While wielding his unbridled power,Moseswas completely unresponsive to the ideas, appeals and pleas of others, particularly those whose lives would be affected by his plans. When he decided on a route for his highways or the location of public housing, he was deaf to recommendations of alternative routes or sites that would cause far less damage and disruption. He surrounded himself with a staff that knew not to challenge his decisions on pain of losing their jobs instantly. No architect or engineer who questioned his plans was ever able to land another job with the city or state. Moses kept score and was unforgiving.
His ruthless exercise of power worked until he encountered someone – Governor Nelson Rockefeller – with even greater power, both financially and administratively. Rockefeller was able to call Moses’s oft-repeated threat to resign by accepting his resignation, thereby stripping him of virtually all the power he had been wielding for almost five decades.

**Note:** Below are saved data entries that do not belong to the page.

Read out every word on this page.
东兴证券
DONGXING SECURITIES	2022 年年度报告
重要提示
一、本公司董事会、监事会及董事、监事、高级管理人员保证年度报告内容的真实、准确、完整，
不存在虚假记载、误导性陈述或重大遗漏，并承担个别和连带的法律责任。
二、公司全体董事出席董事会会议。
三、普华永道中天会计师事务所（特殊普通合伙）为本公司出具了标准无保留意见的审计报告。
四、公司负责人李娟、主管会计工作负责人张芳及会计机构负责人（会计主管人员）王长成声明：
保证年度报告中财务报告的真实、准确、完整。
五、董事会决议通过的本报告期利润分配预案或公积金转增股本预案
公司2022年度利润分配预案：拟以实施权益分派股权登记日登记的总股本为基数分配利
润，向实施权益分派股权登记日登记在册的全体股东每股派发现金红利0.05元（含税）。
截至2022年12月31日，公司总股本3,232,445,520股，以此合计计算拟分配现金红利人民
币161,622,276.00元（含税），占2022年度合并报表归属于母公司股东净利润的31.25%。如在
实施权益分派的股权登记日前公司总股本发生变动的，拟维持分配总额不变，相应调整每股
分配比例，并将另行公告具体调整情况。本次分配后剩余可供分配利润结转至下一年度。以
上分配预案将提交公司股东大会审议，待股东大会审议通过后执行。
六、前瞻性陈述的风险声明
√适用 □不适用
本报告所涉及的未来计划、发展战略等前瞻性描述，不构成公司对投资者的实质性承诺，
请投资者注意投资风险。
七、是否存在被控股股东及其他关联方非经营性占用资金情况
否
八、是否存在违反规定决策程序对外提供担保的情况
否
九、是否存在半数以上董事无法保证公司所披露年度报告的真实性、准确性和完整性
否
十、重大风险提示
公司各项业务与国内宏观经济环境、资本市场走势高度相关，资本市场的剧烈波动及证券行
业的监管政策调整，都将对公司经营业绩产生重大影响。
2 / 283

Moses was ruthless in his actions to protect and expand his power. He lied. He slandered and humiliated his opponents. He demanded total loyalty. His arrogance and ego were boundless. It’s impossible to read this book without confronting all the parallels between Moses and his fellow New Yorker, Donald Trump. The difference is that Moses, as Caro was quick to admit, was a genius. He was bursting with ideas for new projects that would change the landscape of the city and the state. The power he accrued to himself was in the service of moving his projects forward. Unlike Trump, he had little concern for personal wealth. While others became wealthy as a result of the billions of dollars that flowed through his bridge and highway projects, Moses often did not even draw a salary from most of his positions, which further enhanced his reputation for incorruptibility. In contrast, Trump sees power as a means to acquire greater personal wealth and control over the lives of others. Both men share many despicable qualities, but their shared passion for power served very different objectives.
Robert Moses died in 1981 but no matter where we live, we are surrounded by his legacy. Although the stage he played on was almost entirely within New York state, his work was imitated everywhere. He is our pharaoh. His monuments outlive him, although he would be dismayed to see that they are not always judged through contemporary eyesas favorably as he had hoped. Take a leave from your job and dig into to this monumental volume. Like me, you won’t regret it.